There's a new "review" of Silk up, which I just noticed this morning. The reader, someone who goes by icestormtx, liked the novel, but reports that "the ending did not live up to the rest of the book." This is, of course, a not uncommon complaint about Silk. I think I spoke of it very recently. The people who mistake metaphor for actuality, who want dueling angels, Prophecy 4, or a giant killer were-spider, or something silly of that sort, and are disappointed at the book's purposefully quiet ending. The first ending I wrote for Silk was much more graphic and traditionally horrific. And I didn't like it and immediately wrote the far more subtle ending it was published with. But readers who approach it a) believing the cover copy (that usually misleading stuff on the back cover that tells you what the book's "about"), b) expecting Silk to be a traditional, by-the-numbers "horror" novel, and/or c)mistaking the "plot" (ugly word) as a thing more important than, or even half as important as, the characters, are very often disappointed by the ending. They want a scream and get a sigh. People like Ja're had similar problems with the ending of Threshold, because it goes somewhere they probably didn't expect it to. Not because it's the wrong place for the book to go, but because we've so recently confused dark fantasy/weird novels with action films. These people will be a little happier with Low Red Moon, I think. But then they will be totally flumoxed by Murder of Angels.

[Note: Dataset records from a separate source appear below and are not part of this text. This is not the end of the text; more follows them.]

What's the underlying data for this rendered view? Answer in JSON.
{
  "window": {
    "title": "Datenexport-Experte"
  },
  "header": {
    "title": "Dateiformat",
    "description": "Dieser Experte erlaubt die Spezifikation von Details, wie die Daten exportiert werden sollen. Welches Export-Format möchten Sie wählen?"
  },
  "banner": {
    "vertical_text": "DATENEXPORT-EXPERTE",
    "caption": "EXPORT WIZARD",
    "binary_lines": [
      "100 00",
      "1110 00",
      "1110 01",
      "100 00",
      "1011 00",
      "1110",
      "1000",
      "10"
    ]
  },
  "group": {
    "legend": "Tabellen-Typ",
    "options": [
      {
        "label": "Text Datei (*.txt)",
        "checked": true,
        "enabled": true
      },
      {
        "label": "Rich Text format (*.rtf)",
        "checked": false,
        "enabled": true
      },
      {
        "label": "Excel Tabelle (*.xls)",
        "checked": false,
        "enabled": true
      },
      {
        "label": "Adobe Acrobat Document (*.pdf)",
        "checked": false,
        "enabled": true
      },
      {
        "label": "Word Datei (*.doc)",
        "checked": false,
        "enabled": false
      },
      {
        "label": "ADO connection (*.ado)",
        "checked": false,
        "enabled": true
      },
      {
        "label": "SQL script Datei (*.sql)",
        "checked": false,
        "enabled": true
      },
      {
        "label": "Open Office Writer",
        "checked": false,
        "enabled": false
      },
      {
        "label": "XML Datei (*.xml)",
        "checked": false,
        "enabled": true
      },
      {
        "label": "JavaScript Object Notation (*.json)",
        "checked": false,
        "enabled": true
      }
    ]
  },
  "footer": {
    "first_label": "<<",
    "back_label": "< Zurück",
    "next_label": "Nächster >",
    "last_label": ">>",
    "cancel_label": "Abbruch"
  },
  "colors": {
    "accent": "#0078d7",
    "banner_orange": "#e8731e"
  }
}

Gods, it's depressing knowing that I could be a much more popular author (i.e., sell more books) if only I would bow to the pressure of readers and industry and set aside my own agenda as an author. It's enough to make me want to quit and spend my days sitting on a street corner at Little Five Points, stringing beads for spare change. And when I've written a sentence like that, I know it's time to end the entry, lest my morale dip so low that I can't face the words today.